Am Samstag werden wir aller Voraussicht nach unsere Trauben lesen. Der Zeitpunkt kommt für uns früher als erwartet, doch unser Önologe des Vertrauens hat uns geraten, nicht zu lange abzuwarten. Mit Jean Cao haben wir uns im Tageblatt-Weinberg getroffen. Er hat zwar sein Messgerät für die Bestimmung des Zuckergehaltes der Trauben dabei, doch darauf allein will er sich nicht verlassen. Er greift auch auf die Verkostung der Trauben direkt im Weinberg zurück. Das gefällt auch unserem Fotografen Hervé Montaigu, der bereits fleißig dabei ist, unsere Trauben zu genießen, während der Experte noch seine Vorgehensweise erläutert: „Die obersten und untersten fünf Reben lasse ich aus, ebenso die ersten und letzten beiden Reihen der Parzelle.“ Damit waren Hervés Kostproben für die Bestimmung des Lesezeitpunktes schon einmal umsonst.
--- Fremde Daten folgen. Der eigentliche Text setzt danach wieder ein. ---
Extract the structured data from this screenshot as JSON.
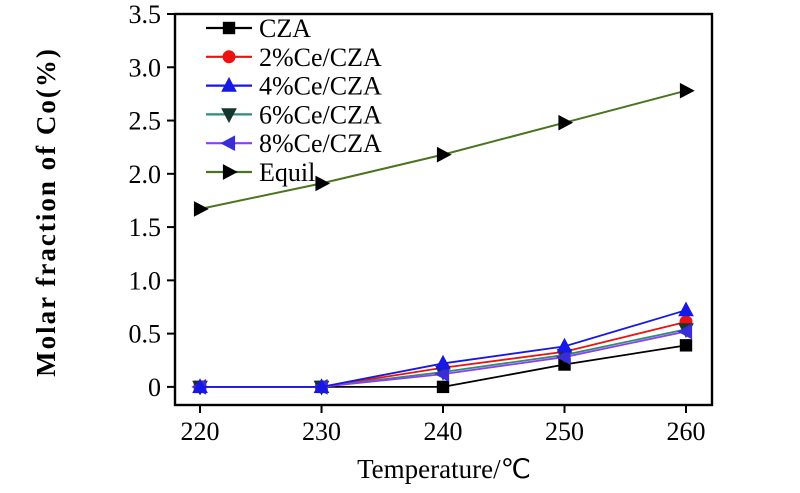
{
  "figure": {
    "background_color": "#ffffff",
    "frame_color": "#000000"
  },
  "chart_data": {
    "type": "line",
    "title": "",
    "xlabel": "Temperature/℃",
    "ylabel": "Molar fraction of Co(%)",
    "x": [
      220,
      230,
      240,
      250,
      260
    ],
    "x_ticks": [
      "220",
      "230",
      "240",
      "250",
      "260"
    ],
    "y_ticks": [
      "0",
      "0.5",
      "1.0",
      "1.5",
      "2.0",
      "2.5",
      "3.0",
      "3.5"
    ],
    "y_tick_values": [
      0,
      0.5,
      1.0,
      1.5,
      2.0,
      2.5,
      3.0,
      3.5
    ],
    "xlim": [
      217.94,
      262.14
    ],
    "ylim": [
      -0.17,
      3.5
    ],
    "grid": false,
    "legend_position": "top-left-inside",
    "series": [
      {
        "name": "CZA",
        "marker": "square",
        "color": "#000000",
        "marker_color": "#000000",
        "values": [
          0,
          0,
          0.0,
          0.21,
          0.39
        ]
      },
      {
        "name": "2%Ce/CZA",
        "marker": "circle",
        "color": "#ee1111",
        "marker_color": "#ee1111",
        "values": [
          0,
          0,
          0.18,
          0.33,
          0.61
        ]
      },
      {
        "name": "4%Ce/CZA",
        "marker": "triangle-up",
        "color": "#1717e6",
        "marker_color": "#1717e6",
        "values": [
          0,
          0,
          0.22,
          0.38,
          0.72
        ]
      },
      {
        "name": "6%Ce/CZA",
        "marker": "triangle-down",
        "color": "#2e8b74",
        "marker_color": "#14362d",
        "values": [
          0,
          0,
          0.14,
          0.3,
          0.54
        ]
      },
      {
        "name": "8%Ce/CZA",
        "marker": "triangle-left",
        "color": "#8a3ff0",
        "marker_color": "#3a2dd8",
        "values": [
          0,
          0,
          0.12,
          0.28,
          0.52
        ]
      },
      {
        "name": "Equil",
        "marker": "triangle-right",
        "color": "#4a741d",
        "marker_color": "#000000",
        "values": [
          1.67,
          1.91,
          2.18,
          2.48,
          2.78
        ]
      }
    ]
  }
}
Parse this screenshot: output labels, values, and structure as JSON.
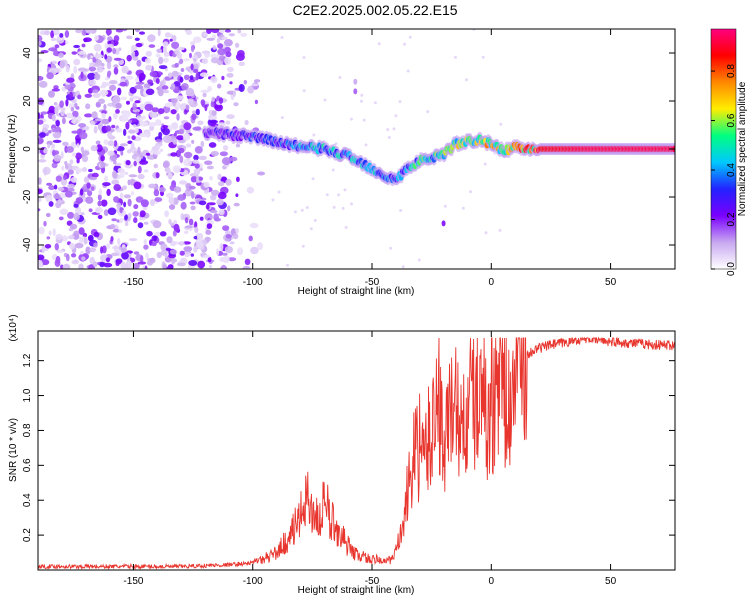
{
  "title": "C2E2.2025.002.05.22.E15",
  "colors": {
    "snr_line": "#e8362f",
    "colormap": [
      "#ffffff",
      "#c8a8f0",
      "#7a00ff",
      "#2222ff",
      "#00c8ff",
      "#00ff80",
      "#ffee00",
      "#ff8800",
      "#ff0000",
      "#ff0080"
    ]
  },
  "chart_data": [
    {
      "type": "heatmap",
      "xlabel": "Height of straight line (km)",
      "ylabel": "Frequency (Hz)",
      "xlim": [
        -190,
        77
      ],
      "ylim": [
        -50,
        50
      ],
      "xticks": [
        -150,
        -100,
        -50,
        0,
        50
      ],
      "yticks": [
        -40,
        -20,
        0,
        20,
        40
      ],
      "colorbar": {
        "label": "Normalized spectral amplitude",
        "range": [
          0,
          0.97
        ],
        "ticks": [
          0.0,
          0.2,
          0.4,
          0.6,
          0.8
        ]
      },
      "ridge": [
        {
          "x": -120,
          "y": 7,
          "a": 0.25
        },
        {
          "x": -110,
          "y": 6,
          "a": 0.3
        },
        {
          "x": -100,
          "y": 5,
          "a": 0.35
        },
        {
          "x": -90,
          "y": 3,
          "a": 0.4
        },
        {
          "x": -80,
          "y": 1,
          "a": 0.45
        },
        {
          "x": -70,
          "y": 0,
          "a": 0.5
        },
        {
          "x": -60,
          "y": -3,
          "a": 0.5
        },
        {
          "x": -50,
          "y": -8,
          "a": 0.5
        },
        {
          "x": -45,
          "y": -11,
          "a": 0.45
        },
        {
          "x": -40,
          "y": -13,
          "a": 0.4
        },
        {
          "x": -35,
          "y": -8,
          "a": 0.5
        },
        {
          "x": -30,
          "y": -5,
          "a": 0.55
        },
        {
          "x": -20,
          "y": -2,
          "a": 0.6
        },
        {
          "x": -15,
          "y": 2,
          "a": 0.65
        },
        {
          "x": -10,
          "y": 3,
          "a": 0.7
        },
        {
          "x": -5,
          "y": 4,
          "a": 0.7
        },
        {
          "x": 0,
          "y": 2,
          "a": 0.75
        },
        {
          "x": 5,
          "y": -1,
          "a": 0.7
        },
        {
          "x": 10,
          "y": 1,
          "a": 0.8
        },
        {
          "x": 20,
          "y": 0,
          "a": 0.9
        },
        {
          "x": 40,
          "y": 0,
          "a": 0.95
        },
        {
          "x": 77,
          "y": 0,
          "a": 0.95
        }
      ]
    },
    {
      "type": "line",
      "xlabel": "Height of straight line (km)",
      "ylabel": "SNR (10 * v/v)",
      "yscale_label": "(x10⁴)",
      "xlim": [
        -190,
        77
      ],
      "ylim": [
        0,
        1.37
      ],
      "xticks": [
        -150,
        -100,
        -50,
        0,
        50
      ],
      "yticks": [
        0.2,
        0.4,
        0.6,
        0.8,
        1.0,
        1.2
      ],
      "series": [
        {
          "x": [
            -190,
            -160,
            -130,
            -110,
            -100,
            -95,
            -90,
            -85,
            -80,
            -78,
            -75,
            -72,
            -70,
            -68,
            -65,
            -62,
            -60,
            -58,
            -55,
            -50,
            -45,
            -42,
            -40,
            -38,
            -36,
            -34,
            -32,
            -30,
            -28,
            -26,
            -24,
            -22,
            -20,
            -18,
            -16,
            -14,
            -12,
            -10,
            -8,
            -6,
            -4,
            -2,
            0,
            2,
            4,
            6,
            8,
            10,
            12,
            15,
            20,
            25,
            30,
            35,
            40,
            50,
            60,
            70,
            77
          ],
          "y": [
            0.02,
            0.02,
            0.02,
            0.03,
            0.04,
            0.06,
            0.1,
            0.18,
            0.3,
            0.42,
            0.35,
            0.28,
            0.38,
            0.3,
            0.25,
            0.18,
            0.14,
            0.1,
            0.08,
            0.06,
            0.05,
            0.06,
            0.1,
            0.2,
            0.35,
            0.55,
            0.65,
            0.7,
            0.62,
            0.75,
            0.88,
            1.0,
            0.7,
            0.85,
            0.9,
            0.95,
            0.78,
            0.88,
            1.02,
            0.95,
            1.05,
            0.9,
            1.0,
            0.95,
            1.1,
            1.05,
            0.85,
            1.15,
            1.2,
            1.24,
            1.27,
            1.29,
            1.3,
            1.32,
            1.33,
            1.31,
            1.3,
            1.29,
            1.29
          ]
        }
      ]
    }
  ]
}
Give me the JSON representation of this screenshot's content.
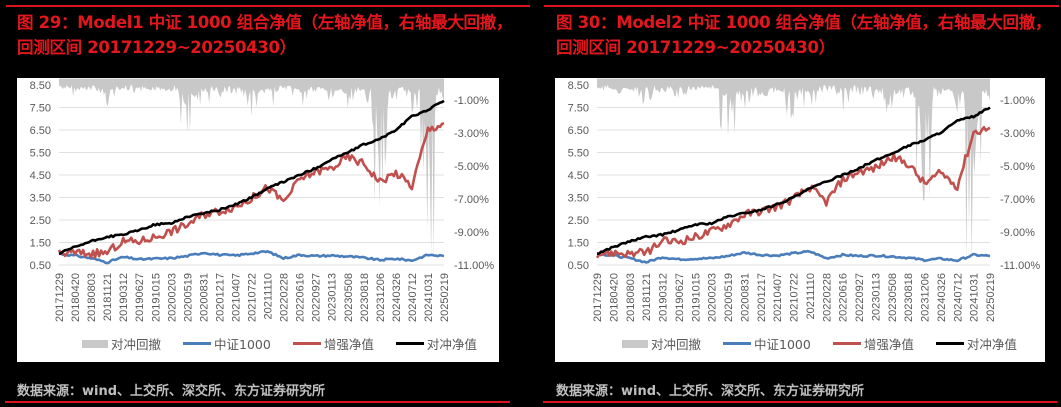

Jean nimmt sogenannte Zonen-Stichproben, also Beeren aus unterschiedlichen Reihen, von der Sonnenseite ebenso wie aus dem Schatten, nah am Stamm und weiter außen.

„Achtet nicht nur auf den Geschmack“, rät er, „sondern auch auf die Konsistenz und darauf, ob sich das Fruchtfleisch leicht von der Schale löst.“ Auch die Kerne geben Aufschluss: Grün und bitter bedeuten unreif, hellbraun zeigt die Nähe zur Reife.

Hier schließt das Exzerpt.